Days after the Globe story broke, the deputy minister for the health department, Eric Beaulieu, defended the agreements to a committee of MLAs.

“It is not an aspect that either the department, the minister, or the RHAs wish to continue long term, but I will say it was necessary at the time they were signed,” he said.

Beaulieu said the department knew about the first contract with Vitalité when it was signed on July 29, 2022, but learned after the fact of the other two, which were dated Nov. 16, 2022, and Dec. 2, 2022.

The Department of Social Development also used Canadian Health Labs for a contract for more than $2 million to provide nurses for long-term care facilities from February to May 2022.

The Social Development contract and the first of the three Vitalité contracts were signed while O’Brien was representing the company.

“It wouldn’t be my place to speak to details so I would defer to my former client in that regard,” O’Brien said in his statement.

Interview request denied

Canadian Health Labs turned down a request to interview CEO Bill Hennessey and did not respond to questions about its use of lobbyists or how it chose them.

“When CHL is awarded a contract, it is a result of its track record of helping Canadians access quality healthcare by solving staffing shortages,” the company said in a written statement.

The auditor-general is now examining the contracts.

In a statement, government spokesperson Bruce Macfarlane confirmed that O’Brien played a role in “facilitating” contracts, while Macdonald’s lobbying did not lead to new agreements.

Higgs said in March that the contracts were a situation “where it seems like we could have got better value.”

In his registration, Macdonald listed Higgs among the officials that he intended to lobby.
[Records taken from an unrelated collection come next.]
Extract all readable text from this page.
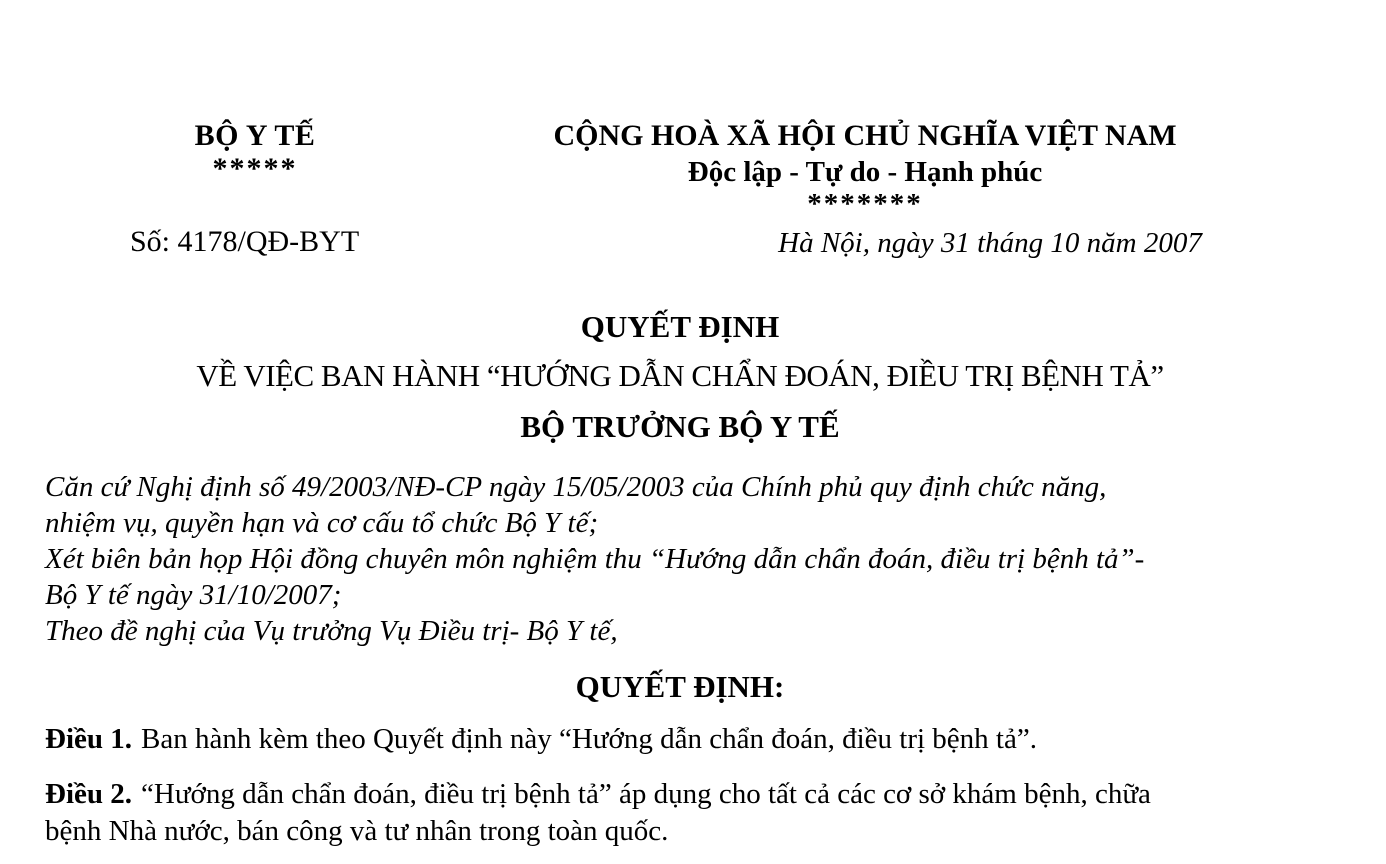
BỘ Y TẾ
*****
CỘNG HOÀ XÃ HỘI CHỦ NGHĨA VIỆT NAM
Độc lập - Tự do - Hạnh phúc
*******
Số: 4178/QĐ-BYT	Hà Nội, ngày 31 tháng 10 năm 2007
QUYẾT ĐỊNH
VỀ VIỆC BAN HÀNH “HƯỚNG DẪN CHẨN ĐOÁN, ĐIỀU TRỊ BỆNH TẢ”
BỘ TRƯỞNG BỘ Y TẾ
Căn cứ Nghị định số 49/2003/NĐ-CP ngày 15/05/2003 của Chính phủ quy định chức năng,
nhiệm vụ, quyền hạn và cơ cấu tổ chức Bộ Y tế;
Xét biên bản họp Hội đồng chuyên môn nghiệm thu “Hướng dẫn chẩn đoán, điều trị bệnh tả”-
Bộ Y tế ngày 31/10/2007;
Theo đề nghị của Vụ trưởng Vụ Điều trị- Bộ Y tế,
QUYẾT ĐỊNH:

Điều 1. Ban hành kèm theo Quyết định này “Hướng dẫn chẩn đoán, điều trị bệnh tả”.

Điều 2. “Hướng dẫn chẩn đoán, điều trị bệnh tả” áp dụng cho tất cả các cơ sở khám bệnh, chữa
bệnh Nhà nước, bán công và tư nhân trong toàn quốc.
The premier’s spokesperson, Nicolle Carlin, said Higgs never met with Macdonald about CHL and never met with anyone from the company.

Macdonald also listed Health Minister Bruce Fitch, Finance Minister Ernie Steeves, then-local government minister Daniel Allain, as well as Beaulieu, clerk of the executive council Cheryl Hansen and Higgs’s then deputy chief of staff Paul D’Astous.

Macdonald was a PC MLA from 2010 to 2018, serving with Higgs and Fitch. 

No law against it

There is no law against a former politician lobbying former colleagues on behalf of clients, as long as they observe a 12-month “cooling off” period after leaving office and register publicly. 

The website for his lobbying company, Waterloo Strategies, includes a photo of him with Higgs, PC MLA Jeff Carr, former MLA Jody Carr and two other people. 

Macdonald has hosted at least two PC Party fundraising events for Higgs at his Fredericton home and donated a total of $1,680 to the provincial party from 2021 to 2023.

He was nominated as the Conservative Party of Canada candidate for Fredericton earlier this year.

In March, federal Conservative Leader Pierre Poilievre called corporate lobbyists “utterly useless,” but CBC News recently revealed that dozens of federally registered lobbyists attended fundraisers with him.

O’Brien and Durnford did not earn commissions on the value of the contracts signed by Canadian Health Labs.

They also represented the company in Newfoundland and Labrador, where the firm signed several contracts with health authorities.